Dans la soirée du 19 janvier, de nouveaux épisodes de violence entre policiers et manifestants ont été signalés sur la place de l’Université, où du gaz lacrymogène aurait été employé pour disperser la foule. Selon certaines informations, des dizaines de personnes ont été appréhendées et cinq manifestants ont dû recevoir des soins médicaux. Plusieurs manifestants ont affirmé avoir été brutalisés et insultés par des policiers tentant de mettre fin aux actions de protestation.
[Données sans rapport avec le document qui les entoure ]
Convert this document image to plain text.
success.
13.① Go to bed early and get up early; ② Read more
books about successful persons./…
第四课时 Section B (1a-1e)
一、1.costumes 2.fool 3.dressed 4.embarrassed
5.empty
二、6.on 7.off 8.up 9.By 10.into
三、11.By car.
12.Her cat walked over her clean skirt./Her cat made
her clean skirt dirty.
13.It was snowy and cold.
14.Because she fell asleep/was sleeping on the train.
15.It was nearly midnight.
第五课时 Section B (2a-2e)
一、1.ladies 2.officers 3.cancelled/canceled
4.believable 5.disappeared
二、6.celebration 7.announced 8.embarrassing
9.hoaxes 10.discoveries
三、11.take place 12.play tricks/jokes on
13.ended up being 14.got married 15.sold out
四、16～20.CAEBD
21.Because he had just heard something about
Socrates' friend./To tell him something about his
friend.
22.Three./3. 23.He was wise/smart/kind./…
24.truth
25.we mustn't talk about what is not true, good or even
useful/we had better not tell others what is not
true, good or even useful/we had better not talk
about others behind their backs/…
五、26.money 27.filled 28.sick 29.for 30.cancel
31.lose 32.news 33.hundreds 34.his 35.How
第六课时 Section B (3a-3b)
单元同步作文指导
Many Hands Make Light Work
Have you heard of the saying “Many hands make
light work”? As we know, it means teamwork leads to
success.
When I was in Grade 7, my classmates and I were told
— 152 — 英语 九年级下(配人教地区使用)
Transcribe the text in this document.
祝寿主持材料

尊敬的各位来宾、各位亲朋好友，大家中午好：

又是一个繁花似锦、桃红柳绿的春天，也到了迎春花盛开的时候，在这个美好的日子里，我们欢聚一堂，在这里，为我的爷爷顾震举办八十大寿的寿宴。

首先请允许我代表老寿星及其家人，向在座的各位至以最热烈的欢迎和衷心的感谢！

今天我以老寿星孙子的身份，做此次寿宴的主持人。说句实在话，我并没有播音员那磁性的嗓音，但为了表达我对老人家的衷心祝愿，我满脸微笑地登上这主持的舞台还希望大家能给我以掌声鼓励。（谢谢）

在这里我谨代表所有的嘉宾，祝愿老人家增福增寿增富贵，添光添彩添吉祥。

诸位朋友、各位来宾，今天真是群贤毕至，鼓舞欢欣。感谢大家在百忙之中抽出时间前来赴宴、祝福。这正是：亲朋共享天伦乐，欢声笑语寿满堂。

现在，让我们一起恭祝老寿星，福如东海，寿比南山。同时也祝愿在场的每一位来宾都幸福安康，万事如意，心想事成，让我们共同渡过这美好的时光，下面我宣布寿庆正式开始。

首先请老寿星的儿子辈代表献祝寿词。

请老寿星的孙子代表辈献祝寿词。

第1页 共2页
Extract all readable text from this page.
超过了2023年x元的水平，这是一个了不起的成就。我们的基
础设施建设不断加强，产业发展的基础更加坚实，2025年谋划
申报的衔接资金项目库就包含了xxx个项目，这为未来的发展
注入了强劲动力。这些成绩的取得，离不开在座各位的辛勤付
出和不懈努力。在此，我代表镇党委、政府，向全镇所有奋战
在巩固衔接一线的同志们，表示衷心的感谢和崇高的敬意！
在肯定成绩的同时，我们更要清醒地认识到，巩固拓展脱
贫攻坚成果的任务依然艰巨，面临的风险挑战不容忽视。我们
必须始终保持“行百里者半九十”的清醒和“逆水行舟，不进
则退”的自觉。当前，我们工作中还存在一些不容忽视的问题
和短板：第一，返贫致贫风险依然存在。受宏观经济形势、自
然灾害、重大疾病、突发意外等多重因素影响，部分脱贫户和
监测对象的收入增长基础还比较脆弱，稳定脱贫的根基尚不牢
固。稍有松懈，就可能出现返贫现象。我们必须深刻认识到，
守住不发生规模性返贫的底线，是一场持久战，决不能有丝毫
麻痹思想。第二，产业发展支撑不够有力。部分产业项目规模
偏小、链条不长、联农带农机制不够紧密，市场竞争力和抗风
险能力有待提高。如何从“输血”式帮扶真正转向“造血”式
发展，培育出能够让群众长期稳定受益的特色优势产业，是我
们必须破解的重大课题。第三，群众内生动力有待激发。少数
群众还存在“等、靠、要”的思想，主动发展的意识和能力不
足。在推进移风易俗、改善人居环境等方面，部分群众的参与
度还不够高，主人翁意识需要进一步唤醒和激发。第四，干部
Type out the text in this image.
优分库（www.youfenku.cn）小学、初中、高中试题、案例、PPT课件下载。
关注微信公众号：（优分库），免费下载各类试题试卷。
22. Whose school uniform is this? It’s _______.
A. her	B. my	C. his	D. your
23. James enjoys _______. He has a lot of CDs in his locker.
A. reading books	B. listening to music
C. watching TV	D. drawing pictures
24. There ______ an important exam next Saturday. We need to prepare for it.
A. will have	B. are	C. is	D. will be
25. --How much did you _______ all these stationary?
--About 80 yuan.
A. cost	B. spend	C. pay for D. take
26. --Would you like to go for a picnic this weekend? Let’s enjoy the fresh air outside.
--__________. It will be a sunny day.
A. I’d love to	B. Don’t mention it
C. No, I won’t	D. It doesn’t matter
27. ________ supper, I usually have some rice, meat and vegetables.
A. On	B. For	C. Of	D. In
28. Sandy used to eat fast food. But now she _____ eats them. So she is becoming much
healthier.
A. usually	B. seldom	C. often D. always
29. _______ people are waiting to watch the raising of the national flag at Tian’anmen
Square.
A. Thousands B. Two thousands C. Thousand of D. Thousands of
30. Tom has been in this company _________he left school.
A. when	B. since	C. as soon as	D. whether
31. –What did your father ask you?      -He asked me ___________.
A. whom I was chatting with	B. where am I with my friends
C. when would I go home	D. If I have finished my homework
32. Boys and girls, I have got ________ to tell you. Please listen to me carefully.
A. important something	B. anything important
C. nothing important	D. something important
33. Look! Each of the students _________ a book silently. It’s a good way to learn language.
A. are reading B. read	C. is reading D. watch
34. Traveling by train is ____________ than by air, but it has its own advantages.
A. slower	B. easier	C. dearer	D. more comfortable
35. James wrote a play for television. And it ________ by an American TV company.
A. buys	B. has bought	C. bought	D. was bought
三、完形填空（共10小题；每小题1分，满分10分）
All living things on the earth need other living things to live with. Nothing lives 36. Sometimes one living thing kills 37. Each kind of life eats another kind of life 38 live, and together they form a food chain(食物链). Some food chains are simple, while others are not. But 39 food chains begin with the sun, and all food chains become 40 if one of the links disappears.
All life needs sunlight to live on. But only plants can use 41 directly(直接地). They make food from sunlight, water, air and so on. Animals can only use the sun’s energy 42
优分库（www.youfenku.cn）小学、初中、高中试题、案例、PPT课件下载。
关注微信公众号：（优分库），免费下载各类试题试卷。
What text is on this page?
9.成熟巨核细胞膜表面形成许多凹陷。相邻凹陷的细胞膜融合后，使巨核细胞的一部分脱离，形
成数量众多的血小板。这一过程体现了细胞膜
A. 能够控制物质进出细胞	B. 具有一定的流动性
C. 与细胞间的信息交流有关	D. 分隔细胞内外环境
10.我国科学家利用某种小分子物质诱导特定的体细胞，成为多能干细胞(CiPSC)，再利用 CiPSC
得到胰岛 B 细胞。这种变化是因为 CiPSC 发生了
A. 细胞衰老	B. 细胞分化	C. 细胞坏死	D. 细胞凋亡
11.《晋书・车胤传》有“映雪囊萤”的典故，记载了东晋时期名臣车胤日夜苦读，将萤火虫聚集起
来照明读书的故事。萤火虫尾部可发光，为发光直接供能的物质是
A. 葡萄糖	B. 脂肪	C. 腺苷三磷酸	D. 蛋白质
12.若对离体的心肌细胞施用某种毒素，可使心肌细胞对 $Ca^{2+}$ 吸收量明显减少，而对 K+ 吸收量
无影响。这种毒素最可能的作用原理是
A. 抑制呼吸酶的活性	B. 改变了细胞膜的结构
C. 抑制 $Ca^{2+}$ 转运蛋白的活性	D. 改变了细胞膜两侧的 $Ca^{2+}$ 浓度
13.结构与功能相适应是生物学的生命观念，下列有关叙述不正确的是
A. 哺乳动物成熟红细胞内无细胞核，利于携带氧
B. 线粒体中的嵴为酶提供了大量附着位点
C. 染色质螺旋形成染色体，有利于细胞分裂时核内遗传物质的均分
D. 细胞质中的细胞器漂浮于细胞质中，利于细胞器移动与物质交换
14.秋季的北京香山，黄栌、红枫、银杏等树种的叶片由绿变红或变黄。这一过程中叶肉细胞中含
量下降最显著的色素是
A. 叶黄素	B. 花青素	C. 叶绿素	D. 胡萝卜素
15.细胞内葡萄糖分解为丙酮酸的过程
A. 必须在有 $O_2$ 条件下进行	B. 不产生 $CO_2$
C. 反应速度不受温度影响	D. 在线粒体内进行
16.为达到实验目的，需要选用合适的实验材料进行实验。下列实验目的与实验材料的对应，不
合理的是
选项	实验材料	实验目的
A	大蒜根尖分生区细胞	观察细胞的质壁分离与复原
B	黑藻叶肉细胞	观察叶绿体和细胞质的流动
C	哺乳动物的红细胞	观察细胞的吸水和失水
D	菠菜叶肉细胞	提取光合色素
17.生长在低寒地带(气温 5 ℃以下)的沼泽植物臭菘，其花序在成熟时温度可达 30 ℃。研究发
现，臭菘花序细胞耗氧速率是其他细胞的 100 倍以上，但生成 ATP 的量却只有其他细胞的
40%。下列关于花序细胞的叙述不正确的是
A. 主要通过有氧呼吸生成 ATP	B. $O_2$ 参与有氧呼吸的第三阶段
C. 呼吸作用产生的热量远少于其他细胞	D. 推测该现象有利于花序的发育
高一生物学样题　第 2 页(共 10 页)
Si, aux termes du droit international relatif aux droits humains, tout un chacun a le droit de participer à des rassemblements légaux et pacifiques, il est possible de restreindre l’exercice de ce droit dans l’intérêt de la sécurité nationale ou publique, de l’ordre public, de la protection de la santé publique ou des droits et libertés d’autrui. Amnesty International ne conteste pas le droit des autorités roumaines concernées d’agir conformément à la loi pour imposer ce type de restriction, et reconnaît que la police a l’obligation d’assurer la sécurité. Les opérations de maintien de l’ordre lors de manifestations doivent toutefois être conformes aux dispositions du droit international et aux normes associées, parmi lesquelles figure l’obligation d’agir de façon modérée et proportionnellement à la gravité de l’infraction et à l’objectif légitime à atteindre, de réduire autant que possible les dommages humains et matériels, et de respecter et préserver la vie humaine.

Selon une déclaration faite le 20 janvier par le bureau du procureur de la Haute cour de justice et de cassation, quatre plaintes ont été déposées jusqu’à présent contre des policiers ayant pris part aux opérations de maintien de l’ordre durant les manifestations.

Amnesty International demande à la procureure générale de veiller à ce que des enquêtes indépendantes et approfondies dignes de ce nom soient ouvertes dans les meilleurs délais sur les plaintes enregistrées, ainsi que sur toutes les autres allégations de recours à une force excessive par la police.

Amnesty International demande par ailleurs aux autorités roumaines de faire en sorte, dans le contexte des manifestations qui se poursuivent à Bucarest, que les opérations de maintien de l’ordre lors d’actions de protestation soient conformes, dans toutes les circonstances : aux obligations du pays en vertu du droit international relatif aux droits humains ; et aux normes internationales en la matière, telles que les Principes de base des Nations unies sur le recours à la force et l’utilisation des armes à feu par les responsables de l’application des lois.